Disabling Kernel::System::EventHandler::EventHandlerTransaction() did the trick.

diff --git a/Kernel/System/EventHandler.pm b/Kernel/System/EventHandler.pm
index c6b66c80f9..fdfc98b0bf 100644
--- a/Kernel/System/EventHandler.pm
+++ b/Kernel/System/EventHandler.pm
@@ -276,6 +276,8 @@ Kernel::System::EventHandler, like this:
 sub EventHandlerTransaction {
     my ( $Self, %Param ) = @_;

+    return 1;
+
     # remember, we are in destroy mode, do not execute new events
     $Self->{EventHandlerTransaction} = 1;

The stack size is no longer growing. So disabling EventHandlerTransaction() is recommended for the upcoming test migration.

The reason why the stack size increases is not obvious. I likely has to do with the localized object manager which is destroyed and EventHandlerTransaction() is called again in the destructor.

TODO:

bschmalhofer commented 2 months ago

Turns out that this is apparently caused by binmode which is called in the constructor of Kernel::System::Encode. Does likely not affect the web app, as binmode is only called when an interactive tty is attached. test_stack_size.pl.txt

The fix is to avoid recreating Kernel::System::Encode.

TODO:

bschmalhofer commented 2 months ago

The core dump issue looks like it is solved. Got about 300 kB Stacksize after importing 10000 tickets via the console command.

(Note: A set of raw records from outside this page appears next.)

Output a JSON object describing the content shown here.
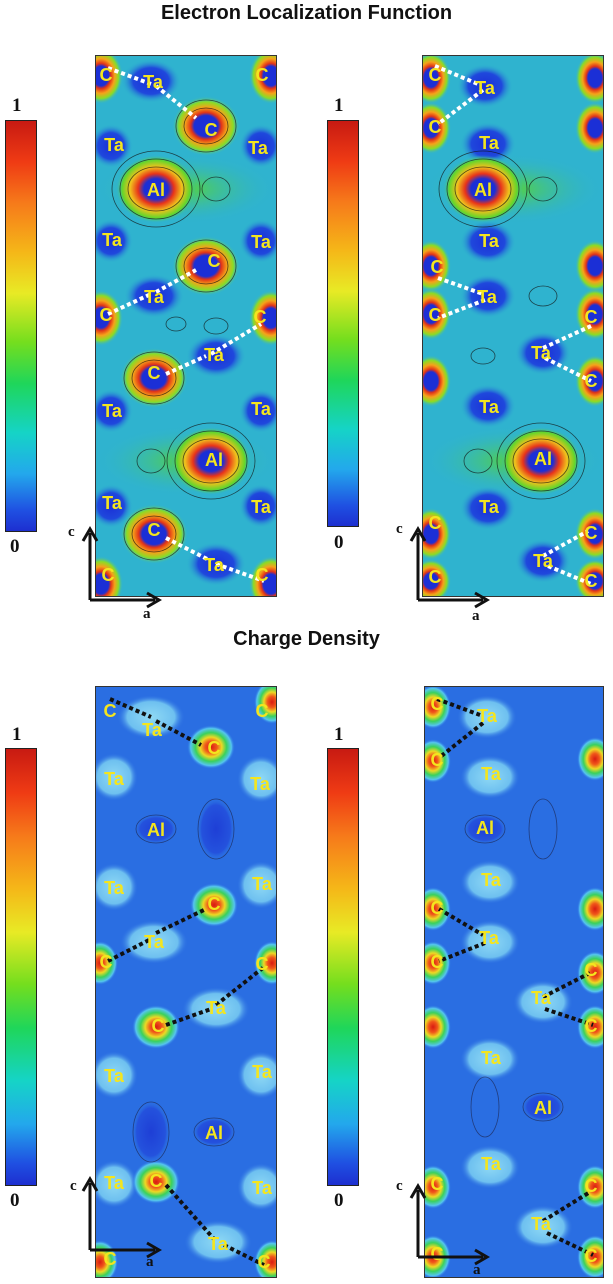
{
  "titles": {
    "elf": "Electron Localization Function",
    "charge": "Charge Density"
  },
  "colorbar": {
    "max": "1",
    "min": "0"
  },
  "axes": {
    "vertical": "c",
    "horizontal": "a"
  },
  "colors": {
    "elf_background": "#2fb3cf",
    "charge_background": "#2a6ee2",
    "atom_label": "#f4e51e",
    "elf_bond": "#ffffff",
    "charge_bond": "#111111"
  },
  "atoms": {
    "ta": "Ta",
    "c": "C",
    "al": "Al"
  },
  "figure": {
    "panels": [
      {
        "id": "elf-left",
        "map": "elf"
      },
      {
        "id": "elf-right",
        "map": "elf"
      },
      {
        "id": "charge-left",
        "map": "charge"
      },
      {
        "id": "charge-right",
        "map": "charge"
      }
    ]
  }
}
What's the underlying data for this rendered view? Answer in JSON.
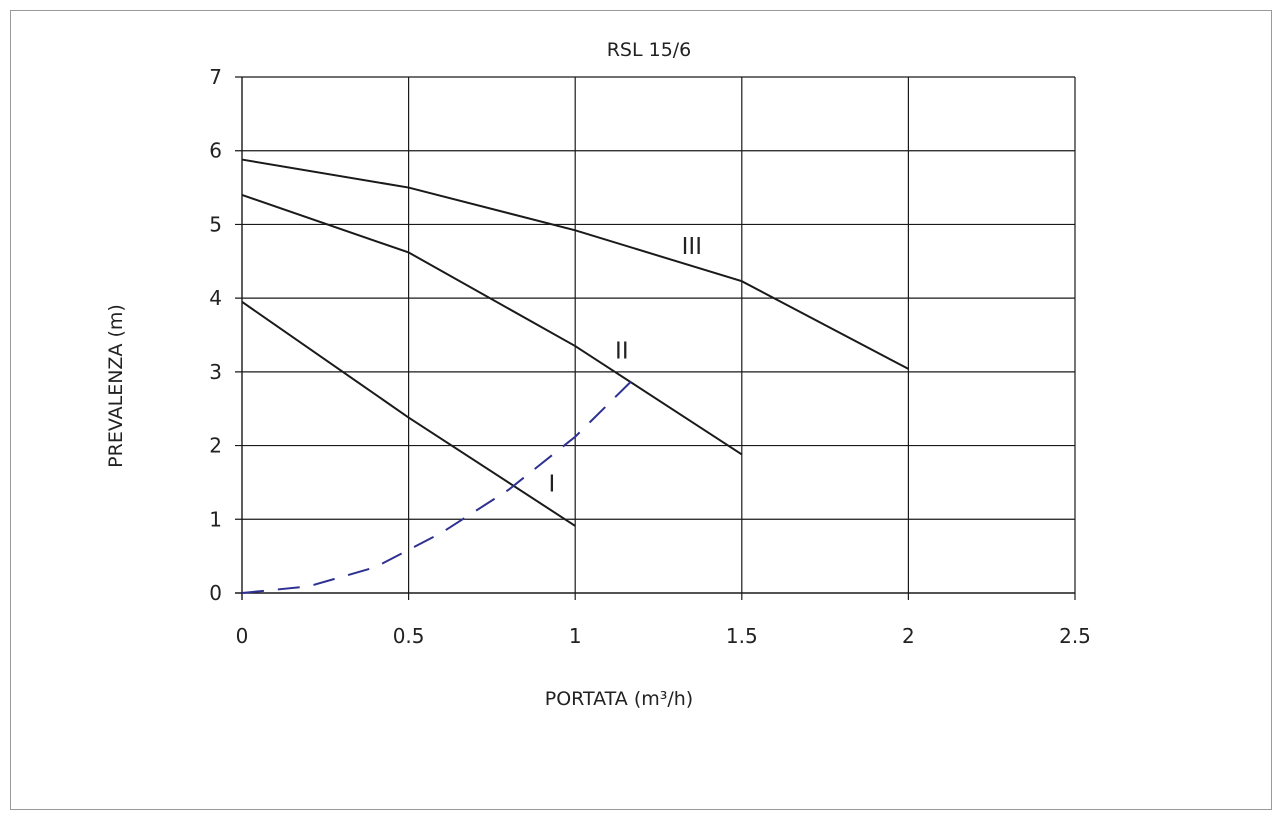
{
  "chart_data": {
    "type": "line",
    "title": "RSL 15/6",
    "xlabel": "PORTATA (m³/h)",
    "ylabel": "PREVALENZA (m)",
    "xlim": [
      0,
      2.5
    ],
    "ylim": [
      0,
      7
    ],
    "x_ticks": [
      0,
      0.5,
      1,
      1.5,
      2,
      2.5
    ],
    "x_tick_labels": [
      "0",
      "0.5",
      "1",
      "1.5",
      "2",
      "2.5"
    ],
    "y_ticks": [
      0,
      1,
      2,
      3,
      4,
      5,
      6,
      7
    ],
    "y_tick_labels": [
      "0",
      "1",
      "2",
      "3",
      "4",
      "5",
      "6",
      "7"
    ],
    "grid": true,
    "series": [
      {
        "name": "I",
        "style": "solid",
        "color": "#1a1a1a",
        "points": [
          [
            0,
            3.95
          ],
          [
            0.5,
            2.38
          ],
          [
            1.0,
            0.91
          ]
        ],
        "label_at": [
          0.93,
          1.38
        ]
      },
      {
        "name": "II",
        "style": "solid",
        "color": "#1a1a1a",
        "points": [
          [
            0,
            5.4
          ],
          [
            0.5,
            4.62
          ],
          [
            1.0,
            3.35
          ],
          [
            1.5,
            1.88
          ]
        ],
        "label_at": [
          1.14,
          3.18
        ]
      },
      {
        "name": "III",
        "style": "solid",
        "color": "#1a1a1a",
        "points": [
          [
            0,
            5.88
          ],
          [
            0.5,
            5.5
          ],
          [
            1.0,
            4.92
          ],
          [
            1.5,
            4.23
          ],
          [
            2.0,
            3.04
          ]
        ],
        "label_at": [
          1.35,
          4.6
        ]
      },
      {
        "style": "dashed",
        "color": "#2e3192",
        "points": [
          [
            0,
            0
          ],
          [
            0.2,
            0.09
          ],
          [
            0.4,
            0.35
          ],
          [
            0.6,
            0.82
          ],
          [
            0.8,
            1.4
          ],
          [
            1.0,
            2.12
          ],
          [
            1.17,
            2.88
          ]
        ]
      }
    ]
  }
}
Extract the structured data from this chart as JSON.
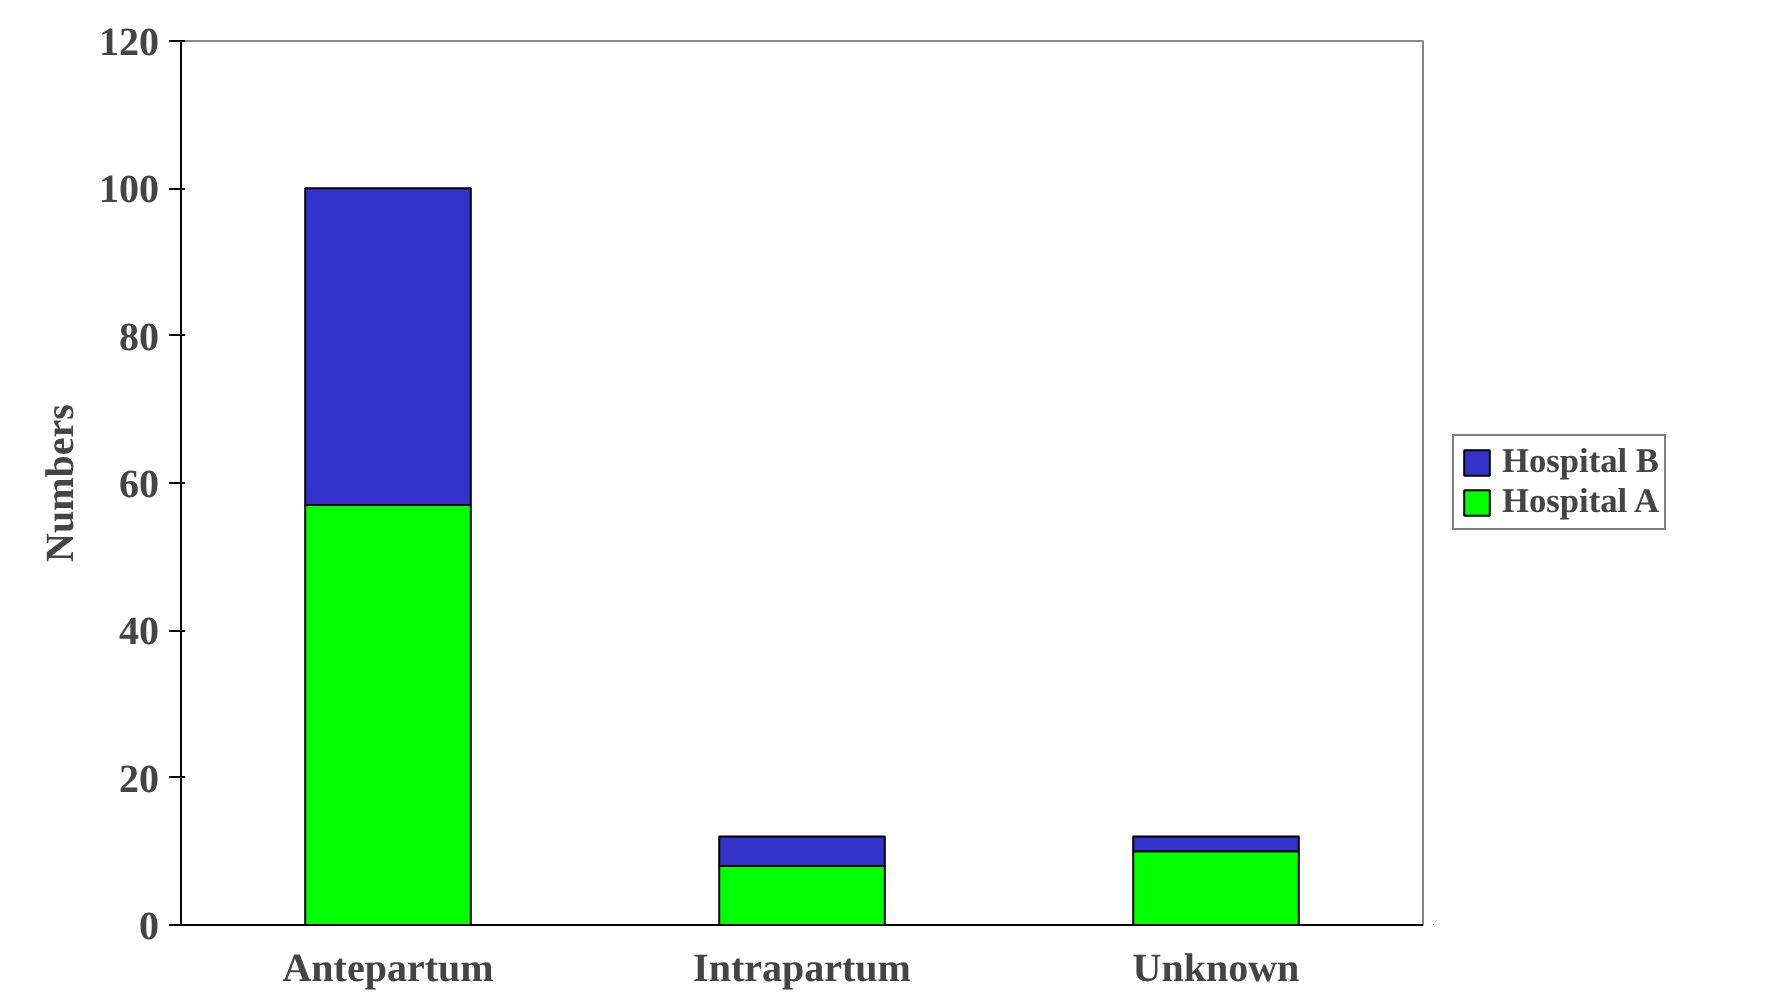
{
  "chart_data": {
    "type": "bar",
    "stacked": true,
    "ylabel": "Numbers",
    "categories": [
      "Antepartum",
      "Intrapartum",
      "Unknown"
    ],
    "series": [
      {
        "name": "Hospital A",
        "color": "#00ff00",
        "values": [
          57,
          8,
          10
        ]
      },
      {
        "name": "Hospital B",
        "color": "#3333cc",
        "values": [
          43,
          4,
          2
        ]
      }
    ],
    "ylim": [
      0,
      120
    ],
    "yticks": [
      0,
      20,
      40,
      60,
      80,
      100,
      120
    ],
    "grid": false,
    "legend": "right"
  }
}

bschmalhofer commented 2 months ago

TODO:

bschmalhofer commented 2 months ago

Harald Jörg kindly analyzed the behavior of binmode, http://www.perl-community.de/bat/poard/thread/21619#ms_196692 . I/O work in Perl in layers, so every call to binmode adds a layer. This is more or less stated in https://perldoc.perl.org/PerlIO . So this is not a bug in Perl, but a consequence of the design.

bschmalhofer commented 2 months ago

ImportExportTicket has been integrated into OTOBO 11.1. Closing this issue.